Ini Dua Fase Yang Kita Hadapi
Saya setuju dengan kalimat ini “competition makes us faster, but collaboration makes us better”. Bahwa kompetisi mungkin bisa membuat kita bergerak lebih cepat, tapi kolaborasi membuat kita bisa berjalan lebih baik.
Ini pilihan sih ya, namun sebenarnya dua hal ini bisa digunakan bersamaan. Semua kembali ke kemauan masing-masing tim atau orang-orangnya saja. Mau apa enggak?!
Yes. Kita saat ini dihadapkan dalam kondisi ekonomi global yang saling mendesak.

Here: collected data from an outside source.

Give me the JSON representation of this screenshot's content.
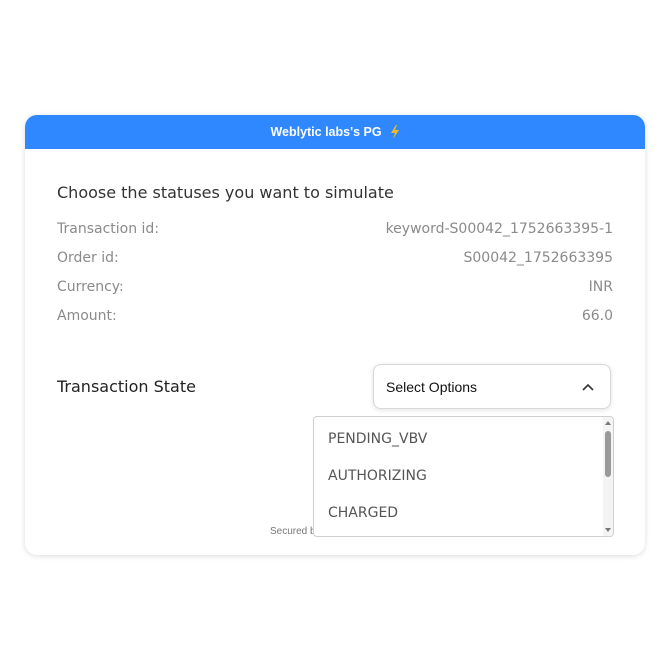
{
  "header": {
    "title": "Weblytic labs's PG",
    "icon": "lightning-bolt-icon",
    "accent_color": "#2f88ff",
    "icon_color": "#f5b91e"
  },
  "main": {
    "title": "Choose the statuses you want to simulate",
    "details": [
      {
        "label": "Transaction id:",
        "value": "keyword-S00042_1752663395-1"
      },
      {
        "label": "Order id:",
        "value": "S00042_1752663395"
      },
      {
        "label": "Currency:",
        "value": "INR"
      },
      {
        "label": "Amount:",
        "value": "66.0"
      }
    ],
    "transaction_state": {
      "label": "Transaction State",
      "select_value": "Select Options",
      "select_icon": "chevron-up-icon",
      "options": [
        "PENDING_VBV",
        "AUTHORIZING",
        "CHARGED"
      ]
    }
  },
  "footer": {
    "text": "Secured b"
  }
}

Walaupun ternyata efek volatilitas tinggi ini tidak begitu2 berdampak signifikan terhadap ekonomi nasional Indonesia kita saat ini. Tapi bukan berarti kita tidak antisipasi kan ya?! Harus tetap waspada pada segala hal.

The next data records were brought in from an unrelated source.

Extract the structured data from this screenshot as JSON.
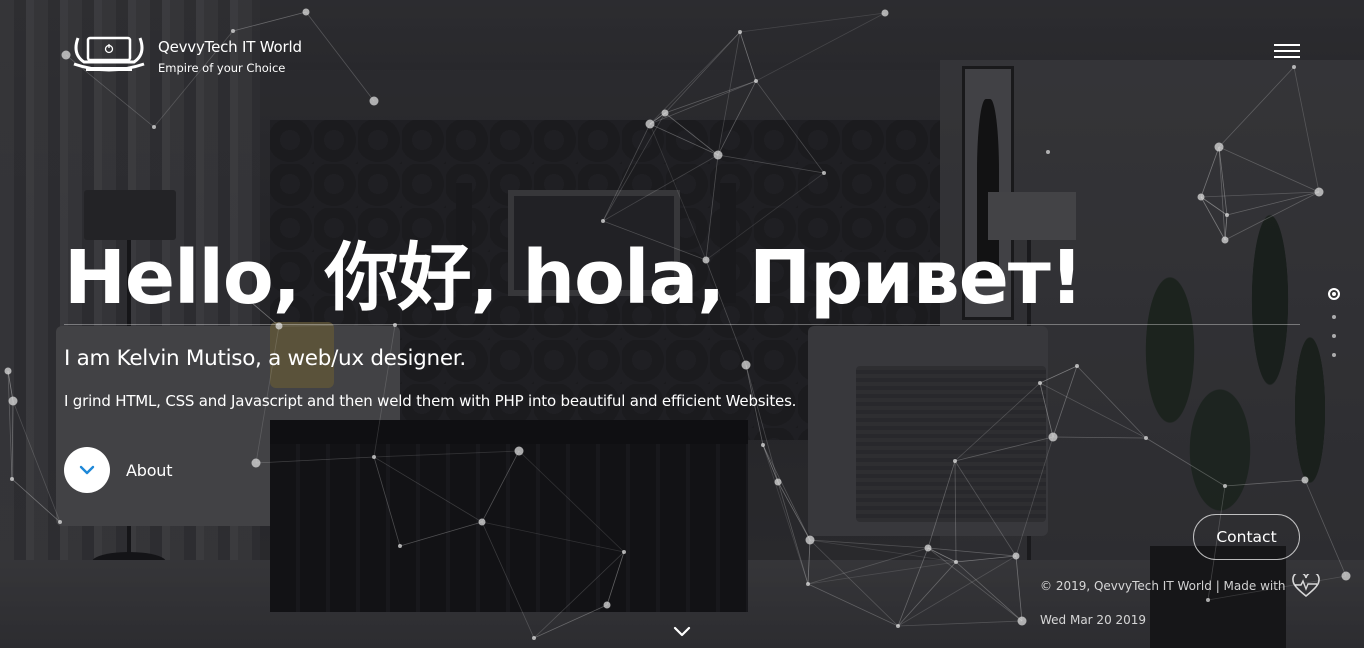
{
  "brand": {
    "name": "QevvyTech IT World",
    "tagline": "Empire of your Choice",
    "logo_icon": "laptop-power-icon"
  },
  "nav": {
    "menu_icon": "hamburger-menu-icon"
  },
  "hero": {
    "title": "Hello, 你好, hola, Привет!",
    "intro": "I am Kelvin Mutiso, a web/ux designer.",
    "description": "I grind HTML, CSS and Javascript and then weld them with PHP into beautiful and efficient Websites.",
    "about_label": "About",
    "about_icon": "chevron-down-icon"
  },
  "section_dots": {
    "count": 4,
    "active_index": 0
  },
  "contact": {
    "label": "Contact"
  },
  "footer": {
    "copyright": "© 2019, QevvyTech IT World | Made with",
    "heart_icon": "heartbeat-icon",
    "date": "Wed Mar 20 2019"
  },
  "scroll": {
    "icon": "chevron-down-icon"
  },
  "colors": {
    "accent": "#1e88d8",
    "text": "#ffffff"
  }
}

Indonesia, kalau saya memisalkan itu masuk dalam 2 fase pilihan yang punya dampak masing2. Apa saja itu? (a) fase fluktuasi, dan (b) fase konsolidasi. Fase fluktuasi ini sudah terjadi pada Semester I-2019 kemaren, yaitu Januari-Juni 2019 yang mana hal yang harus dilakukan pemerintah Indonesia adalah “pengetatan kebijakan moneter dan fiskal”. Sedangkan fase konsolidasi ini akan terjadi pada Semester II-2019, yaitu bulan ini Juli-Desember 2019 yang mana hal yang harus dilakukan pemerintah Indonesia adalah “pelonggaran kebijakan moneter dan fiskal”.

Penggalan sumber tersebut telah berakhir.